Unity Software Inc. (U) Announces $1B Debt Offering
Unity Software Inc. (NYSE: U) has filed the following:
On November 8, 2022, we sold $1,000,000,000 in aggregate principal amount of our 2.0% Convertible Senior Notes due 2027 (each, a “Note” and, collectively, the “Notes”), consisting of (i) $940,000,000 in aggregate principal amount of the Notes sold to SLP VI Union Holdings, L.P., SLP VI Union Holdings II, L.P. and SLA Union Holdings, L.P. (collectively, the “Silver Lake Purchasers”) and (ii) $60,000,000 in aggregate principal amount of the Notes sold to Sequoia Capital Fund, L.P. (the “Sequoia Purchaser” and, together with the Silver Lake Purchasers and others identified in the section of this prospectus titled “Selling Securityholders”, the “Selling Securityholders”).

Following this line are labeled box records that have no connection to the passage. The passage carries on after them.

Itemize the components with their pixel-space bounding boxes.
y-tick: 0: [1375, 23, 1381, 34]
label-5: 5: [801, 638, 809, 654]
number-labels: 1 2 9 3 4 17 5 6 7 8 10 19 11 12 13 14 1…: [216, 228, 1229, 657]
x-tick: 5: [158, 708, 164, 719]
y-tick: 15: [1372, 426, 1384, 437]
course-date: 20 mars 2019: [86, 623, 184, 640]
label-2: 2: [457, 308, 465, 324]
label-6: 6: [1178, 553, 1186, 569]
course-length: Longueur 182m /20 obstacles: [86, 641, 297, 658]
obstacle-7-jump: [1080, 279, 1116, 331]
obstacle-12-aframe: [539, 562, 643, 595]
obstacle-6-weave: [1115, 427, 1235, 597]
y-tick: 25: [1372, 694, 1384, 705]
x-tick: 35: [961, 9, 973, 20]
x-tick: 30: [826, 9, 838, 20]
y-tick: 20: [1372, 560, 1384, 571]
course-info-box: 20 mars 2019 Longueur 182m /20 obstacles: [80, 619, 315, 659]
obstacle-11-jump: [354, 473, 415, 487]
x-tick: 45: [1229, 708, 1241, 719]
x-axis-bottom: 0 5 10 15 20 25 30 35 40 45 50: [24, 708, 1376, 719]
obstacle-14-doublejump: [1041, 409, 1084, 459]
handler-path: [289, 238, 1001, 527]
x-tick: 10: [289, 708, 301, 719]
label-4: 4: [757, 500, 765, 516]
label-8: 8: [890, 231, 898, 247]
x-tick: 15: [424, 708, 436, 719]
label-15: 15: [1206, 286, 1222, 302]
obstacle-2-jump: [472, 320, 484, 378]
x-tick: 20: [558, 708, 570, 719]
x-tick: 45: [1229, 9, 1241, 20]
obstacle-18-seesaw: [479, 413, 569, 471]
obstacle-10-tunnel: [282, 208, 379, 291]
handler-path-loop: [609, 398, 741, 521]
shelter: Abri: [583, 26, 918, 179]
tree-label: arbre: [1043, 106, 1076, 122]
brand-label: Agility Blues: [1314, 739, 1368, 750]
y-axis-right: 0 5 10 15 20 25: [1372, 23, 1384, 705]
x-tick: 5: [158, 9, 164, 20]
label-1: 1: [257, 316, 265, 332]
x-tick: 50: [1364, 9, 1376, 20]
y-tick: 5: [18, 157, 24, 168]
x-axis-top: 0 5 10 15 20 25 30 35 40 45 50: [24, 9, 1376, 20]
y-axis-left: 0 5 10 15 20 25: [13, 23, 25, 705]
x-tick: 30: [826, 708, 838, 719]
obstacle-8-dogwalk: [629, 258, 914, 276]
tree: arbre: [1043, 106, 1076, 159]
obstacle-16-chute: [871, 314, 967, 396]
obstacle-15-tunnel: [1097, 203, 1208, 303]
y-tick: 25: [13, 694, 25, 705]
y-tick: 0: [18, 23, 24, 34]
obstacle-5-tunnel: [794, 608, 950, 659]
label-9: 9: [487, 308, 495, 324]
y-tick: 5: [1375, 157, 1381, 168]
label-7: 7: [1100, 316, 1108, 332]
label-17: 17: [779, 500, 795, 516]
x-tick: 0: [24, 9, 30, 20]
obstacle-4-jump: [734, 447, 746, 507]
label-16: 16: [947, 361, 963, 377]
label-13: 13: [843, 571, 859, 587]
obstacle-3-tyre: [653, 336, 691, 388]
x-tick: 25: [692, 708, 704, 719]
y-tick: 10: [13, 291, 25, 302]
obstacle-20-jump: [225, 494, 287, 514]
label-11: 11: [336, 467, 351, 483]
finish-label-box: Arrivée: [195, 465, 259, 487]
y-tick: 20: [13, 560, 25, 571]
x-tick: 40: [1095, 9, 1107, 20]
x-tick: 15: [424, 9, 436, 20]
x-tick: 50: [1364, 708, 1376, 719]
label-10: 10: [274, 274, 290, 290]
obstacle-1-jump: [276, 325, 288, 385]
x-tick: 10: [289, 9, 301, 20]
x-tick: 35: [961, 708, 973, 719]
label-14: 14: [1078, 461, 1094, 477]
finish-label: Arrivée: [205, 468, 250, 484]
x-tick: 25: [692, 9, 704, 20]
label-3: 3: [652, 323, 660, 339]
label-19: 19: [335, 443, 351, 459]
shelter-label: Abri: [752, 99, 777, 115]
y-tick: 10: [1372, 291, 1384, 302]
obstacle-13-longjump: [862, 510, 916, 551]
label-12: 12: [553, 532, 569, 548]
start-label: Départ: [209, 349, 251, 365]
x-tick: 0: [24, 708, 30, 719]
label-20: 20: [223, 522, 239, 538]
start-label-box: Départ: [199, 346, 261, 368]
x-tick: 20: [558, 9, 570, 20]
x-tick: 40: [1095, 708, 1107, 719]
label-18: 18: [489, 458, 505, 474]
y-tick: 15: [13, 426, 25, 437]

The offer and sale of the Notes to the Selling Securityholders was effected in transactions exempt from the registration requirements of the Securities Act of 1933, as amended (the “Securities Act”). This prospectus may be used from time to time by the Selling Securityholders to offer up to $1,000,000,000 in aggregate principal amount of the Notes and the shares of our common stock, par value $0.000005 per share (“Common Stock”), issuable upon conversion of the Notes, if any, in any manner described under “Plan of Distribution” in this prospectus. The Selling Securityholders may sell the Notes or any such shares of Common Stock in one or more transactions at fixed prices, at prevailing market prices at the time of sale, at prices related to such prevailing market prices, at varying prices determined at the time of sale or at privately negotiated prices directly to purchasers or through underwriters, broker-dealers or agents, who may receive compensation in the form of discounts, concessions or commissions. If the Selling Securityholders use underwriters, broker-dealers or agents, we will name them and describe their compensation in a supplement to this prospectus as may be required. We will receive no proceeds from any sale by the Selling Securityholders of the securities offered by this prospectus, but in some cases we have agreed to pay certain registration expenses. Please read this prospectus and any applicable prospectus supplement carefully before you invest.